From: Alex Shapiro (alex@touchgraph.com)
Date: Sat Sep 15 2001 - 16:35:31 PDT

  • Next message: Jack Park: "Re: [unrev-II] Re: Graphs in Web Community Tools - forum?"

    At 04:31 PM 9/14/01 -0700, Eric Armstrong wrote:

    Alex Shapiro wrote:

    >  Have you
    >
    >> > checked
    >> > out this paper by the
    >> > way? http://www.cs.vu.nl/~frankh/postscript/VSW01.pdf What to you
    >> think?
    >
    The examples in this paper appear to me to reinforce the principles I
    posited
    in a post quite a while back. Graphics work when there is
      * a small set of
      * fixed data types
      * small sets of relationships

    That allows one icon to be associated with each type. The graph can then
    show
    patterns or locations of the items. Graphs run into problems in one of
    three ways:
      1) When the number of types grows large, there are too many icons to
    keep track of, and no meaningful patterns emerge.

    But there does not have to be too many types.  IBIS for instance has only a handful of types for nodes.

      2) When the number of relationships grows large, the intersecting
    lines in any graphic representation turns the picture into a confusion.

      3) When the number of entries grows large, items are far removed from
    each other, and the other end of any given relationship is rarely
    visible in a given display area.

    The above two are true when the number of entities/relationships shown ON SCREEN is large.  There are a number of approaches to reducing the number of nodes displayed, through filtering/other means.

    Reducing the number of nodes on screen, while maintaining a host of other properties is what my research is focused on. 


    I note that the examples used in this paper have exactly two data types:
    a location
    at the top level of the hierarchy, and something else (presumably a
    "job" type) at
    the second level of the hierarchy. I note that no information about the
    job is
    contained  in the graph. So the "information content" only goes one
    level deep.

    The interesting thing, is that the location + job type ontologies do not form a first and second level of a hierarchy.  They coexist, forming a multiple hierarchy.  The paper demonstrates one way of simultaneously showing the two, one is displayed using location the other through color.  But there are other ways, for instance using location to simultaneously show subsets of both.

    [----]
    At the second level of the hierarchy, the *only* information is the
    number of jobs.
    (Assuming that I am correctly interpreting the intent of the diagrams.)
    The
    individual bubbles would be useless for keeping track of jobs. They are
    already
    getting small and hard and select.

    One could zoom in to make them easier to select.
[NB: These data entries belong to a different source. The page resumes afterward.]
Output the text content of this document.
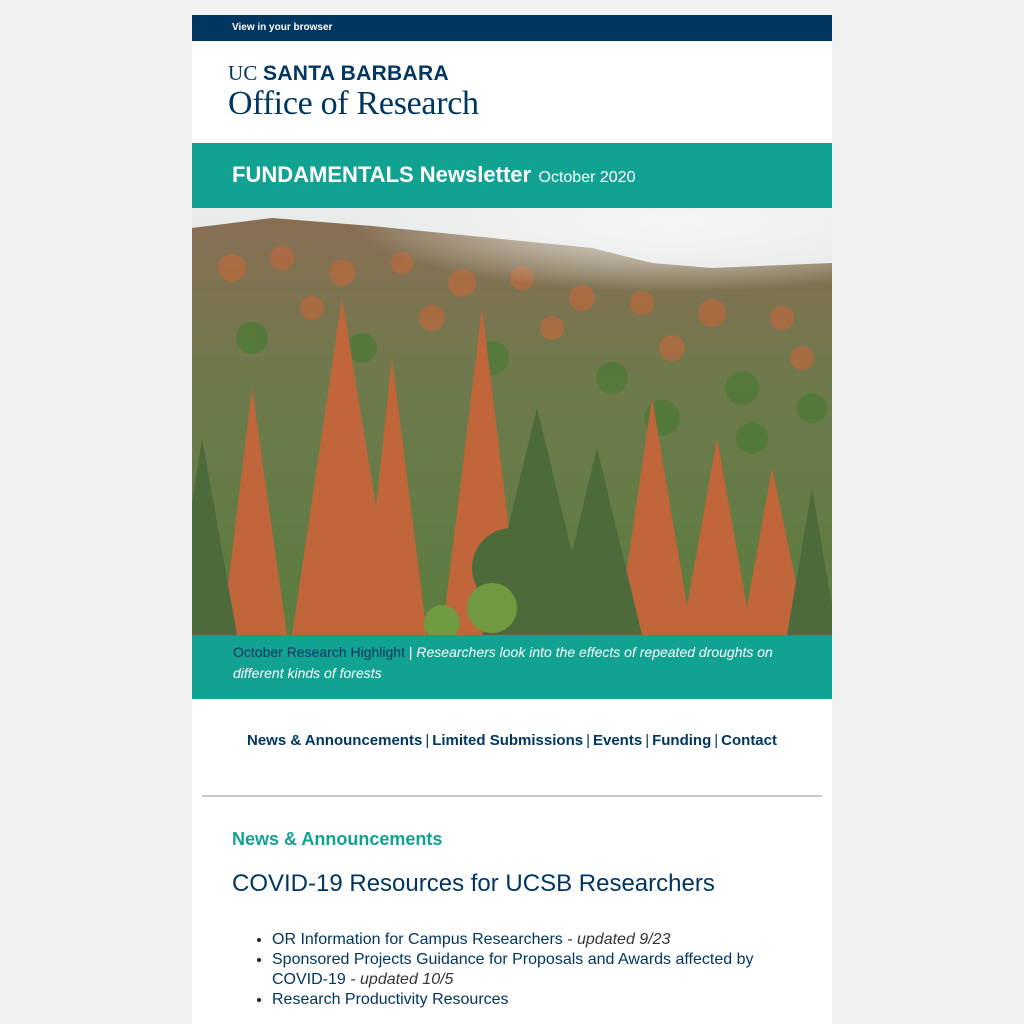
View in your browser
UC SANTA BARBARA
Office of Research
FUNDAMENTALS Newsletter October 2020
October Research Highlight | Researchers look into the effects of repeated droughts on different kinds of forests
News & Announcements | Limited Submissions | Events | Funding | Contact
News & Announcements
COVID-19 Resources for UCSB Researchers
• OR Information for Campus Researchers - updated 9/23
• Sponsored Projects Guidance for Proposals and Awards affected by COVID-19 - updated 10/5
• Research Productivity Resources
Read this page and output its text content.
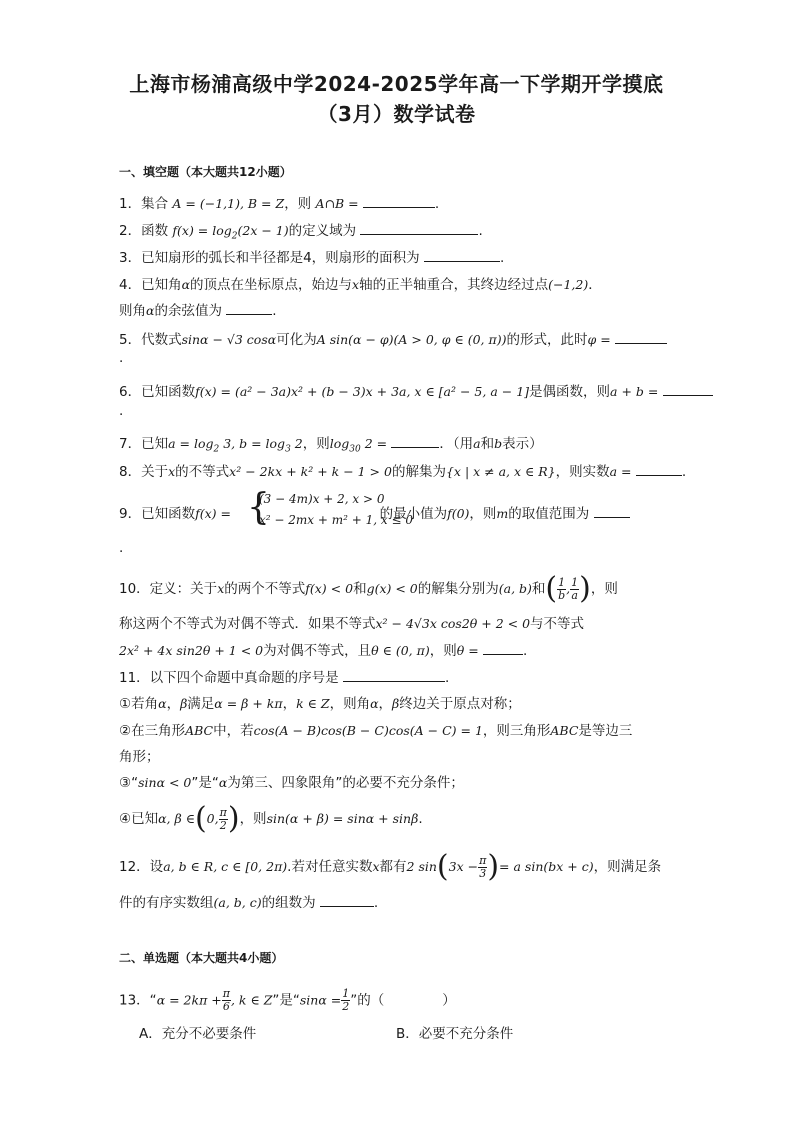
上海市杨浦高级中学2024-2025学年高一下学期开学摸底
（3月）数学试卷
一、填空题（本大题共12小题）
1．集合 A = (−1,1), B = Z，则 A∩B =	.
2．函数 $f(x) = \log_2(2x - 1)$的定义域为	.
3．已知扇形的弧长和半径都是4，则扇形的面积为	.
4．已知角α的顶点在坐标原点，始边与x轴的正半轴重合，其终边经过点(−1,2)．
则角α的余弦值为	.
5．代数式sinα − √3 cosα可化为A sin(α − φ)(A > 0, φ ∈ (0, π))的形式，此时φ =
.
6．已知函数f(x) = (a² − 3a)x² + (b − 3)x + 3a, x ∈ [a² − 5, a − 1]是偶函数，则a + b =
.
7．已知$a = \log_2 3$, $b = \log_3 2$，则$\log_{30} 2$ =	．（用a和b表示）
8．关于x的不等式x² − 2kx + k² + k − 1 > 0的解集为{x | x ≠ a, x ∈ R}，则实数a =	.
9．已知函数f(x) =	的最小值为f(0)，则m的取值范围为
{
(3 − 4m)x + 2, x > 0
x² − 2mx + m² + 1, x ≤ 0
.
10．定义：关于x的两个不等式f(x) < 0和g(x) < 0的解集分别为(a, b)和( $\frac{1}{b}$ , $\frac{1}{a}$ )，则
称这两个不等式为对偶不等式．如果不等式x² − 4√3x cos2θ + 2 < 0与不等式
2x² + 4x sin2θ + 1 < 0为对偶不等式，且θ ∈ (0, π)，则θ =	.
11．以下四个命题中真命题的序号是	.
①若角α，β满足α = β + kπ，k ∈ Z，则角α，β终边关于原点对称；
②在三角形ABC中，若cos(A − B)cos(B − C)cos(A − C) = 1，则三角形ABC是等边三
角形；
③“sinα < 0”是“α为第三、四象限角”的必要不充分条件；
④已知α, β ∈(0, $\frac{\pi}{2}$ )，则sin(α + β) = sinα + sinβ.
12．设a, b ∈ R, c ∈ [0, 2π).若对任意实数x都有2 $\sin(3x - \frac{\pi}{3}$ )= a sin(bx + c)，则满足条
件的有序实数组(a, b, c)的组数为	.
二、单选题（本大题共4小题）
13．“$\alpha = 2k\pi + \frac{\pi}{6}$ , k ∈ Z”是“$\sin\alpha = \frac{1}{2}$ ”的（	）
A．充分不必要条件	B．必要不充分条件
     And it would take different types of
    icons to
    present any useful information.

    Icons, colors, pop-ups with information, labels appearing on zooming.

    Given these limitations, I don't see how graphing techologies apply at
    all to
    collaborative design/discussion tools or a knowledge base, given the
    huge
    volume of information such a tool needs to manage, the vast array of
    information types, and the exponentially exploding number of
    interconnects.

    I don't know about this vast array of interconnections you speak of.  The current thread structure of forums is a series of small trees.  In my mind, any improvement would be welcome.

    Perhaps TheBrain has something that could provoke a change of mind. I
    can't say I've seen it (or recall what I saw, if I did). But as a simple
    example,
    how would any of the information contained in this message be captured
    in
    a graph? Were it done, in what way would such a graph be of use to
    anyone?

    I might have said this earlier, but I don't advocate graphing at too far below post level.  Something that could be done, is to look at the granularity at paragraph level.  Purple-numbers address the issue that a user might refer to something that has been said in the middle of a post.  If an email addresses multiple issues, then something that might be nice, would be to allow responses to parts of an email, rather then a whole email.  Visually, the original post would be a node, paragraphs would be satellite nodes, and one could chose to respond by linking to the central node, or to a satellite node.

    I simply do not see graphing technology as useful in any substantive way

    in a knowledge-engineering context. It's GREAT for visualizing small
    systems, which makes it a wonderful tool for teaching. It gives people a

    mental model of the systems. But in actual use? I'm still inclined to
    pass,
    I'm afraid.


    I happy that you're skeptical.  It gives me "job security".